Quando o inquilino devolve o imóvel, a conversa sobre o que estragou depende inteiramente do que foi registrado na entrada. Foto perdida no celular de quem já saiu da empresa, laudo em Word sem padrão, estado do item descrito de um jeito diferente por cada vistoriador — cada uma dessas falhas vira desconto no caução, discussão com o proprietário ou processo.
O vistoriador não escreve um texto livre: ele escolhe cômodo, item, descrição e estado a partir de um catálogo. Dois profissionais diferentes descrevem a mesma parede do mesmo jeito, e isso é o que torna a comparação possível.
Cada item registrado carrega suas fotos, guardadas no servidor do sistema e replicadas na conta de fotos da gestora. Não dependem do aparelho, nem do vistoriador continuar na empresa.
Na vistoria de saída, o sistema traz o que foi registrado na entrada do mesmo imóvel. A diferença deixa de ser memória de alguém e passa a ser um documento com foto, data e assinatura.
Tudo nesta lista está em operação. Nada aqui é planejado ou em desenvolvimento.
PDF com capa, dados do imóvel, medidores, tabela de itens por cômodo, fotos numeradas, termos de responsabilidade e campo de assinatura das partes e testemunhas. Pronto para anexar ao contrato de locação.
Android. O profissional percorre o imóvel pelo celular: fotografa cada item, marca o ponto exato na imagem, dita a observação por voz e colhe a assinatura na tela. Recebe as solicitações e aceita, recusa ou pede outro horário sem sair do app.

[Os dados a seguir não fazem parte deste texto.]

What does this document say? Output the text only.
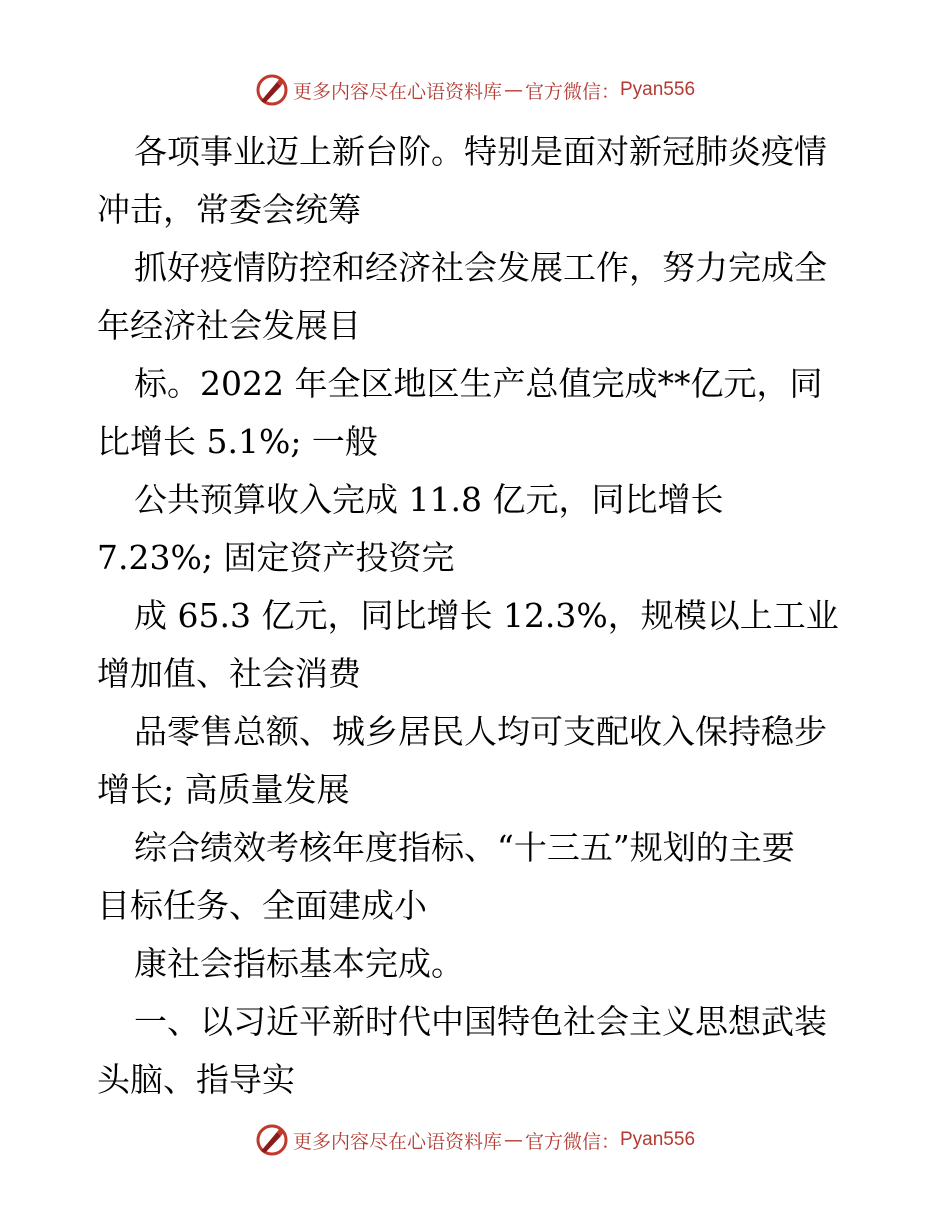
更多内容尽在心语资料库 — 官方微信： Pyan556

各项事业迈上新台阶。特别是面对新冠肺炎疫情
冲击，常委会统筹

抓好疫情防控和经济社会发展工作，努力完成全
年经济社会发展目

标。2022 年全区地区生产总值完成**亿元，同
比增长 5.1%; 一般

公共预算收入完成 11.8 亿元，同比增长
7.23%; 固定资产投资完

成 65.3 亿元，同比增长 12.3%，规模以上工业
增加值、社会消费

品零售总额、城乡居民人均可支配收入保持稳步
增长; 高质量发展

综合绩效考核年度指标、“十三五”规划的主要
目标任务、全面建成小

康社会指标基本完成。

一、以习近平新时代中国特色社会主义思想武装
头脑、指导实

更多内容尽在心语资料库 — 官方微信： Pyan556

Cada vistoriador desenha a própria jornada, inclusive fim de semana e feriado. A imobiliária vê os horários livres e reserva na hora de abrir a ordem de serviço, sem telefonema para descobrir se dá.
O vistoriador é avisado da nova ordem de serviço no WhatsApp, com tipo, imobiliária, imóvel e horário. Recusa e pedido de remarcação avisam quem precisa saber. O texto de cada mensagem é editável pela gestora.
O laudo sai do campo, passa pela conferência da gestora e só então chega à imobiliária. Correção pode ser pedida antes de o documento virar oficial — cada etapa fica registrada com autor e data.
Os dados são separados por empresa no banco, não apenas na tela. Perfis de acesso distintos para a gestora, a imobiliária e o vistoriador, com registro de quem fez o quê.
Cópia diária do banco, enviada para armazenamento externo com trava contra exclusão. A restauração é testada, não presumida — e a falha do backup dispara aviso.
O valor de cada vistoria, a parte do vistoriador e a da gestora calculadas por percentual contratado. Visão de recebimentos e repasses para os três lados, com a chave PIX de quem recebe.
A partir dos itens e estados registrados, o sistema propõe o texto descritivo de cada cômodo e o parecer geral. O vistoriador lê, ajusta e aprova — nada entra no laudo sem passar por ele.
Informa o imóvel e o tipo de vistoria, escolhe o vistoriador e reserva o horário direto na agenda dele.
Recebe no WhatsApp e no aplicativo. Aceita, recusa ou pede outro horário. Sem resposta no prazo, a gestora é avisada.
No imóvel, ele registra item por item pelo celular, com foto, estado e observação. Na saída, compara com a entrada.
A gestora revisa, o PDF é gerado e fica disponível para a imobiliária, junto do histórico do imóvel.
Cada um entra com o próprio acesso e enxerga apenas o que lhe diz respeito.